A recent article in the NY Times informs readers that researchers have identified a set of proteins that can predict lung cancer five years before they become symptomatic and that an anti-inflammatory drug “could significantly reduce lung cancer risk in people with elevated concentrations of these proteins.”
This sounds almost too good to be true. Is it?
The underlying study was published in the journal “Cell”. It details results from a complex, multifaceted BioBank research project that provides investigators with new information on how lung cancers and lung carcinogenesis might be driven by a combination of molecular changes from smoking and lung inflammation. While I am not qualified to assess whether the article’s conclusions on lung cancer’s molecular carcinogenesis are correct, I have been repeatedly disappointed by new claims that blood tests can detect early-stage cancers before symptoms appear, only for those claims to later fail. In a recent study, Grail’s Galleri test failed. Is the Cell study another example?
Experimental Findings
Most often, we determine high risk of lung cancer from clinical parameters, i.e., the patient’s age, smoking history, family history, etc. The authors found no greater “predictability” in their 14-protein “signature” than clinical findings when each was considered separately; however, when combined, the information they augment one another. This is reflected in the graph demonstrating the area under the curve (AUC) [1] from both the clinical model and blood test.

The AUC for the usual risk factors was 0.806, while the AUC when the protein signature was added rose to 0.865.
Put more simply, using the protein signature improved the ability to predict future lung cancer by 5%, a small percentage, but even a little bit better is desirable when dealing with a highly lethal cancer.
The authors went on to discuss a clinical trial of an anti-inflammatory drug, canakinumab, an interleukin-1 beta inhibitor, which failed to reduce mortality from cardiac disease in the CANTOS trial. Canakinumab was repurposed as a treatment for lung cancer, where it again failed. However, it was noted to be associated with a lower risk of developing lung cancer.
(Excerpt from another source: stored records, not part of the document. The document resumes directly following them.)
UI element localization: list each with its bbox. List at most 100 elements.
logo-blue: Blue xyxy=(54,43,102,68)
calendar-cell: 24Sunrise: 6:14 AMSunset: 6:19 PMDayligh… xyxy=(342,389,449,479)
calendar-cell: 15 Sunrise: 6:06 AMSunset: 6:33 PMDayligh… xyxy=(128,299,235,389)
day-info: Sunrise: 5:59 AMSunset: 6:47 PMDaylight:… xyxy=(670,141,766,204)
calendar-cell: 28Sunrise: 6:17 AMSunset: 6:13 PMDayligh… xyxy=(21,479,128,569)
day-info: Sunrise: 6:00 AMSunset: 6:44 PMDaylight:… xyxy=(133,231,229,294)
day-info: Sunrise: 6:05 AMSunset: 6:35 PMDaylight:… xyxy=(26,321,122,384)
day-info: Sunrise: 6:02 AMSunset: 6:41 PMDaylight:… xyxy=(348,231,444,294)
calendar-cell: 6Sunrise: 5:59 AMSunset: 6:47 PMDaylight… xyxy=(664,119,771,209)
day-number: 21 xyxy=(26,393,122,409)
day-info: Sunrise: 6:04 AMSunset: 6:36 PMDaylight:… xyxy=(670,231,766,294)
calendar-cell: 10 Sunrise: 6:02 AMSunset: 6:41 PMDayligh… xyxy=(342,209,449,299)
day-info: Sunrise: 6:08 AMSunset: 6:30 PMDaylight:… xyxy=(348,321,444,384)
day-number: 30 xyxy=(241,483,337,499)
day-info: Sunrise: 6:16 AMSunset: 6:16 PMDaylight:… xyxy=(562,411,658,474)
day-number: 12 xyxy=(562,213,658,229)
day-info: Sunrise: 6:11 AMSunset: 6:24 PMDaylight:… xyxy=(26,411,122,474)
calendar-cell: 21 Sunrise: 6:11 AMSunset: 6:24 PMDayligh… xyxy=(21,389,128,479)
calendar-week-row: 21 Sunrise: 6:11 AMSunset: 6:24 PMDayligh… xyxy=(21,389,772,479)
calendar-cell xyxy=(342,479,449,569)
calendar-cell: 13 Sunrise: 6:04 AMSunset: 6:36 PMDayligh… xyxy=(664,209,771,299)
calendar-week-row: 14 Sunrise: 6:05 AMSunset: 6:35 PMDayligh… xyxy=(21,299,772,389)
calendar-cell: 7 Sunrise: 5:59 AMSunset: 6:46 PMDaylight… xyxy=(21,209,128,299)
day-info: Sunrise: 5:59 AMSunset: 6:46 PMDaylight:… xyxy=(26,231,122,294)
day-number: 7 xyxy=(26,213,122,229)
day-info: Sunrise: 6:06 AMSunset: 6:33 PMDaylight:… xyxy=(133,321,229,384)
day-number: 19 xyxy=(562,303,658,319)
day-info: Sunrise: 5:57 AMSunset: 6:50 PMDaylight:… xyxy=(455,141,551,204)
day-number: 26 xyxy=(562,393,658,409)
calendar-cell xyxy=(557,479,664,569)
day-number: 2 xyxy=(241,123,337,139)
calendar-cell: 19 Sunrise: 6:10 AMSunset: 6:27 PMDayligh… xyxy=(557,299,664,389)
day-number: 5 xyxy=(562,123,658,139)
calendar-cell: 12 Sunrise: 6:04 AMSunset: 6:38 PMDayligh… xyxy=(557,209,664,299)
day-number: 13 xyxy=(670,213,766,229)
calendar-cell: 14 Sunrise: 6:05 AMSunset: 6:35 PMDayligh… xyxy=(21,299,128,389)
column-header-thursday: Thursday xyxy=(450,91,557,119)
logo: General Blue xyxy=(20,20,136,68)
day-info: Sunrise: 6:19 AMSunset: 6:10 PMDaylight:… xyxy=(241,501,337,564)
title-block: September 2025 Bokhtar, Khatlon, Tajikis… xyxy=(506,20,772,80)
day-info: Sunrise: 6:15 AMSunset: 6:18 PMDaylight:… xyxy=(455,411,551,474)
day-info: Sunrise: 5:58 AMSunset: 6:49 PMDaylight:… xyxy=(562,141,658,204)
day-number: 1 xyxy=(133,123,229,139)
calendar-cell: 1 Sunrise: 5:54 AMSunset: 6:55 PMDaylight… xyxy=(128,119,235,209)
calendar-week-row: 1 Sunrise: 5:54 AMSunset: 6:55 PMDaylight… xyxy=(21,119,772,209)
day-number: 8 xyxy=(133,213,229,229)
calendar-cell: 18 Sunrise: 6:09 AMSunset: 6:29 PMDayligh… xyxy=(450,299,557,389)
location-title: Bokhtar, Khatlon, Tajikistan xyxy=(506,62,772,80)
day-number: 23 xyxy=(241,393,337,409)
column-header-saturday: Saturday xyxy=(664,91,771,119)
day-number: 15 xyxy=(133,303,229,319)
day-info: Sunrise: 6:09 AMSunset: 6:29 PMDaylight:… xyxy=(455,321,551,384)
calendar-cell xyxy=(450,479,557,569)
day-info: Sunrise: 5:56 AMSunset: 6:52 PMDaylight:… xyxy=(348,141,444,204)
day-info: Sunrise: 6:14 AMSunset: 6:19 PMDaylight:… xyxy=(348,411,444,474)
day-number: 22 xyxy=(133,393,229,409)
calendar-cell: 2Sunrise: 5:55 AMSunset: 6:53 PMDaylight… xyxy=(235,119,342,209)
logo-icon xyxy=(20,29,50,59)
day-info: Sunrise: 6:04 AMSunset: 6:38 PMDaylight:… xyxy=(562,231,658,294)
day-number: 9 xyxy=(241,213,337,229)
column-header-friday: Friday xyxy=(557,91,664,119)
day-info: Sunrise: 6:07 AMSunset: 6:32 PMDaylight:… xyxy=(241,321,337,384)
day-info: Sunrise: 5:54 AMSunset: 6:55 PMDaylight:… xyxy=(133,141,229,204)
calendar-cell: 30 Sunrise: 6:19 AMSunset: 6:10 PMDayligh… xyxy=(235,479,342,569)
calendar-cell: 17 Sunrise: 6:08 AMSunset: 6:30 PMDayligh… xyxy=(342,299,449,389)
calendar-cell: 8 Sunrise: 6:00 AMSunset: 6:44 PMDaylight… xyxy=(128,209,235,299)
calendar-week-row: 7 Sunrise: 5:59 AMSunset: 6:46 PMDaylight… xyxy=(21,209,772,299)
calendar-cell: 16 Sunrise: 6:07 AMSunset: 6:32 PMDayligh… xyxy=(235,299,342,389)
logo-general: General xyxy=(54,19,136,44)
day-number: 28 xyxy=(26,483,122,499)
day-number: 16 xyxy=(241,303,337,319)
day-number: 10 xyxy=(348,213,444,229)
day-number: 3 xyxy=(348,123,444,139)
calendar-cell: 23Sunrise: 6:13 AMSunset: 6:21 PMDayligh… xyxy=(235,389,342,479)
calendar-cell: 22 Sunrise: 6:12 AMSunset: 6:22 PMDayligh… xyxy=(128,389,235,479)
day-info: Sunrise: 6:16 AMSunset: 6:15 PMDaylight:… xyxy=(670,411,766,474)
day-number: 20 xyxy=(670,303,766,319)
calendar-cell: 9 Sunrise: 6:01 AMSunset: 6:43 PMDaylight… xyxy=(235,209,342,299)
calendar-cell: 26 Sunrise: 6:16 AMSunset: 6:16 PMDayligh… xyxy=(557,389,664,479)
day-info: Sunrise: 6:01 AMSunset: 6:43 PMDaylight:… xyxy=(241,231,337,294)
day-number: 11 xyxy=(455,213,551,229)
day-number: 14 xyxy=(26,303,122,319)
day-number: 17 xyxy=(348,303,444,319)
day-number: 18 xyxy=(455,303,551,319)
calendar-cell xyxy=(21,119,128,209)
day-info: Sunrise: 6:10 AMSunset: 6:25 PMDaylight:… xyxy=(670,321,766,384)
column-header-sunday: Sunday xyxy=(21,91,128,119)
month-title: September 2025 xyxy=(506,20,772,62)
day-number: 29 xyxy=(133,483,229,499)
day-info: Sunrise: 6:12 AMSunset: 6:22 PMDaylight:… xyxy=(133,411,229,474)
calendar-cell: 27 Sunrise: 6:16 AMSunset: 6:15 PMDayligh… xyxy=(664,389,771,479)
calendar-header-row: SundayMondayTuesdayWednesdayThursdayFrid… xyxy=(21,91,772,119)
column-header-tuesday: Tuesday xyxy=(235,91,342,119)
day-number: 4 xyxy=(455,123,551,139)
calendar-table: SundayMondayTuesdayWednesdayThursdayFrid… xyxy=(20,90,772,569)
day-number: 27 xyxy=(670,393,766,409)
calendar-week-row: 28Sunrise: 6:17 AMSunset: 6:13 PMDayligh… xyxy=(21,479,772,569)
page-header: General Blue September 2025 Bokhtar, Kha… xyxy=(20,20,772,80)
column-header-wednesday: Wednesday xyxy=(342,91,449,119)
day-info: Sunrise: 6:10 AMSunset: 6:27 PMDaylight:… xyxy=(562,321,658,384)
Reexamination of data from CANTOS suggests that the number of people in the general population who would need to be treated (NNT) with canakinumab to save a life would be more than 1500. However, if the screened population was “enriched” to include only those with both a clinical risk and the protein signature, the NNT might improve to as low as 55. While no experimental chemoprevention has been effective in reducing lung cancer incidence, if canakinumab could be shown to reduce the incidence of lung cancer without significant drug-related morbidity, it might well be prescribed to this high-risk population and prevent many lung cancers.
Challenges in Implementation
Multiple problems remain to be resolved.
The FDA website discloses that canakinumab is a potent immunosuppressant, posing known risks of activation or progression of tuberculosis and other serious infections. Hypersensitivity reactions, including anaphylaxis, have been reported. Most importantly, mortality from infection was significantly higher in the CANTOS canakinumab treatment arm.
Neither the New York Times nor Cell articles addressed the cost of the protein test or of treatment with canakinumab. A commercial test for the 14-protein panel has not yet been developed. Based on the prices of currently available multi-cancer early-detection molecular tests like Galleri, the price would range from $750 to $1000 before any discounts.
Based on an estimated cost of canakinumab, annual preventive treatment would cost over $250,000 and would need to be continued for more than five years.
Ignoring cost and toxicity concerns for the moment, could a trial that randomizes high-risk individuals be completed? Most eligible patients would already be eligible for low-dose CT screening. Would it be ethical to withhold this far more sensitive test, recommended by guidelines and covered by both Medicare and private insurance, from high-risk patients in both the treatment and control arms?
If CT screening were incorporated into the research protocol, the number of research subjects required to reach statistical significance would have to be much larger, increasing the complexity and cost of research.
Future Directions
This study extends our consideration of whether and to what extent blood-based biomarkers may help refine lung cancer risk prediction beyond age and smoking history alone. Unfortunately, the proof of concept is not yet established. The reported improvement in discrimination suggests that molecular screening tools could one day help identify high-risk individuals who might otherwise be missed. That matters because lung cancer outcomes depend heavily on early detection, and better risk stratification could make screening both more precise and more efficient.
However, these findings should be viewed as encouraging rather than definitive. An improved AUC is useful, but it does not, by itself, prove that the test will reduce deaths, avoid unnecessary follow-up, or perform equally well across diverse populations and clinical settings. Before such an approach can be widely adopted, it will need external validation, prospective testing, cost-effectiveness analysis, and careful assessment of false positives, false negatives, and downstream harms.
The ideal is not that biomarkers will replace clinical judgment or existing screening programs, but that they might strengthen them. If validated, protein-based risk models prove their ability to improve outcomes, not just staging, it could help move lung cancer screening from a blunt eligibility framework toward a more individualized, precision, public health strategy. This remains a work in progress.
[1] The AUC measures the ability to discriminate between two categories, in this instance between those at low and high risk. 0.5 is essentially the discrimination of a coin toss; 1 is perfect separation.